I know everyone on the Kehler side of the family understands and wants what's best for Eli. We all want him to live above anything else. Yes, it hurts not to see you guys, but it is soooo worth it for Eli's sake. We love him. And personally, I couldn't live with myself knowing that I got Eli sick because I insisted you let me or any of my family in. You are doing the right thing. A parent protects their child at all costs to themselves. You both are amazing. Love you all so much.
Laura and Family
You guys are great parents. You are doing the very best for Eli even though it is so hard. Just want you to know, whenever I invite you guys to anything, I understand that you can't come. But I want you to know you are invited and that we haven't forgotten about you. And I am looking forward to the day you will be able to come to even the simplest play date :)
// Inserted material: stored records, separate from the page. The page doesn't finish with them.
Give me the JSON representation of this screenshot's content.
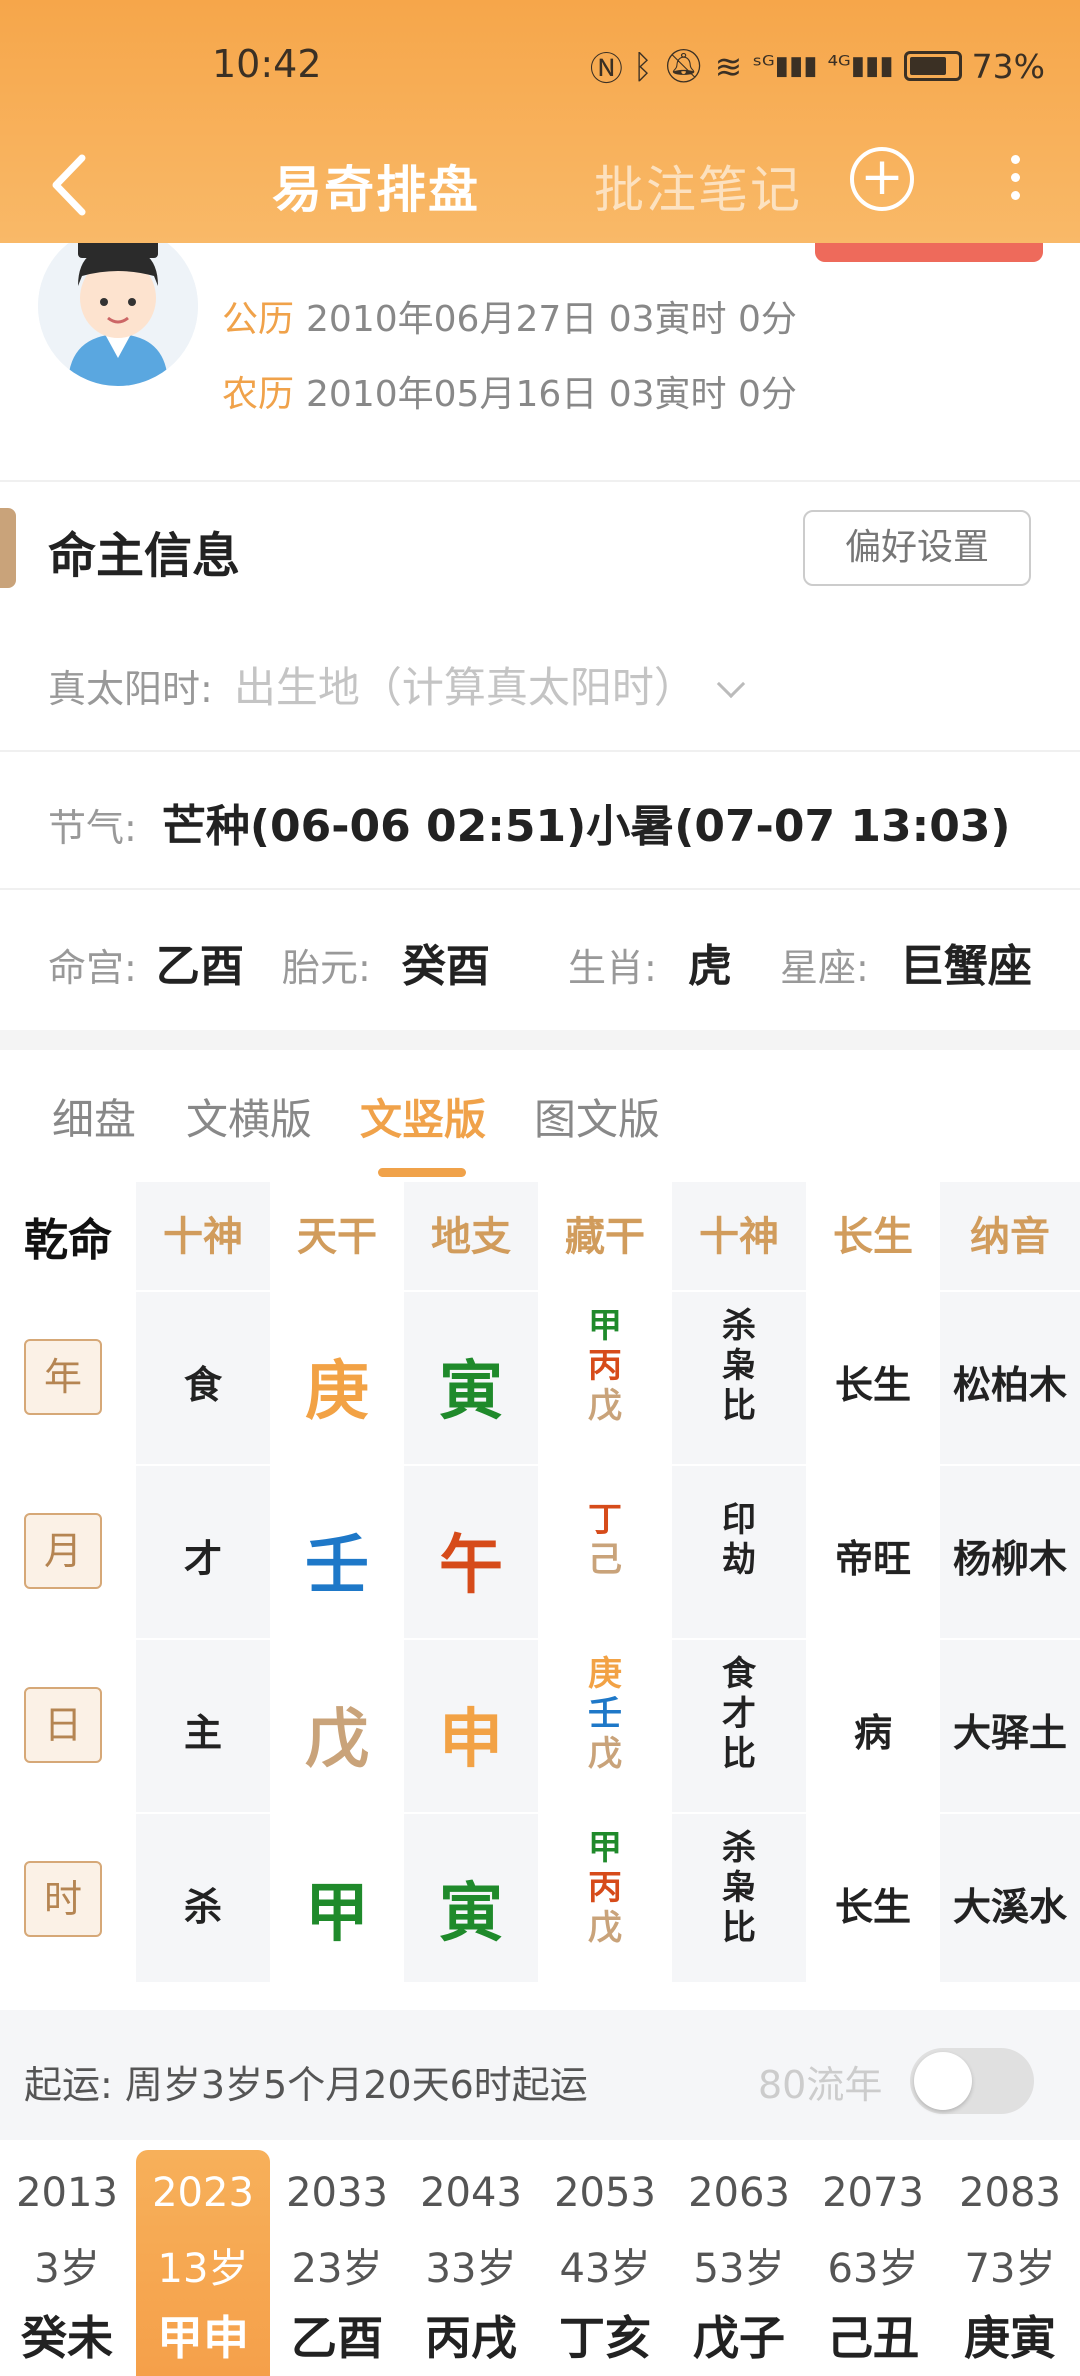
{
  "status_bar": {
    "time": "10:42",
    "battery": "73%"
  },
  "nav": {
    "title": "易奇排盘",
    "notes": "批注笔记"
  },
  "profile": {
    "solar_label": "公历",
    "solar_date": "2010年06月27日 03寅时 0分",
    "lunar_label": "农历",
    "lunar_date": "2010年05月16日 03寅时 0分"
  },
  "info": {
    "section_title": "命主信息",
    "pref_button": "偏好设置",
    "true_solar_label": "真太阳时:",
    "true_solar_placeholder": "出生地（计算真太阳时）",
    "solar_term_label": "节气:",
    "solar_term_value": "芒种(06-06 02:51)小暑(07-07 13:03)",
    "minggong_label": "命宫:",
    "minggong_value": "乙酉",
    "taiyuan_label": "胎元:",
    "taiyuan_value": "癸酉",
    "shengxiao_label": "生肖:",
    "shengxiao_value": "虎",
    "xingzuo_label": "星座:",
    "xingzuo_value": "巨蟹座"
  },
  "tabs": [
    "细盘",
    "文横版",
    "文竖版",
    "图文版"
  ],
  "grid": {
    "corner": "乾命",
    "headers": [
      "十神",
      "天干",
      "地支",
      "藏干",
      "十神",
      "长生",
      "纳音"
    ],
    "rows": [
      {
        "pillar": "年",
        "shishen": "食",
        "gan": "庚",
        "zhi": "寅",
        "canggan": [
          "甲",
          "丙",
          "戊"
        ],
        "shishen2": [
          "杀",
          "枭",
          "比"
        ],
        "changsheng": "长生",
        "nayin": "松柏木"
      },
      {
        "pillar": "月",
        "shishen": "才",
        "gan": "壬",
        "zhi": "午",
        "canggan": [
          "丁",
          "己"
        ],
        "shishen2": [
          "印",
          "劫"
        ],
        "changsheng": "帝旺",
        "nayin": "杨柳木"
      },
      {
        "pillar": "日",
        "shishen": "主",
        "gan": "戊",
        "zhi": "申",
        "canggan": [
          "庚",
          "壬",
          "戊"
        ],
        "shishen2": [
          "食",
          "才",
          "比"
        ],
        "changsheng": "病",
        "nayin": "大驿土"
      },
      {
        "pillar": "时",
        "shishen": "杀",
        "gan": "甲",
        "zhi": "寅",
        "canggan": [
          "甲",
          "丙",
          "戊"
        ],
        "shishen2": [
          "杀",
          "枭",
          "比"
        ],
        "changsheng": "长生",
        "nayin": "大溪水"
      }
    ]
  },
  "luck": {
    "start_text": "起运:  周岁3岁5个月20天6时起运",
    "liunian_label": "80流年",
    "columns": [
      {
        "year": "2013",
        "age": "3岁",
        "gz": "癸未"
      },
      {
        "year": "2023",
        "age": "13岁",
        "gz": "甲申"
      },
      {
        "year": "2033",
        "age": "23岁",
        "gz": "乙酉"
      },
      {
        "year": "2043",
        "age": "33岁",
        "gz": "丙戌"
      },
      {
        "year": "2053",
        "age": "43岁",
        "gz": "丁亥"
      },
      {
        "year": "2063",
        "age": "53岁",
        "gz": "戊子"
      },
      {
        "year": "2073",
        "age": "63岁",
        "gz": "己丑"
      },
      {
        "year": "2083",
        "age": "73岁",
        "gz": "庚寅"
      }
    ]
  }
}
You guys have some guts that I have a tough time even imagining. I never thought I'd see staying home as such a courageous thing to do! :-) Keep being an inspiration to those around you, and keep making the right decisions for your little ones!
Tanya,
I can't even imagine what it must be like to do what you're doing, how hard it must be to be so isolated. Don't worry about Paige. She'll have relationships with her family that are rock solid. You are always in my prayers.
Hugs,
Rebecca
Hi friend. I'm so thankful that you shared. As I read, I kept thinking that Eli's health and chance at surgery is worth more than Cubbies, worth more than dinner, worth more than a social gathering. I'm so proud of you guys for valuing his life more than earthly fun!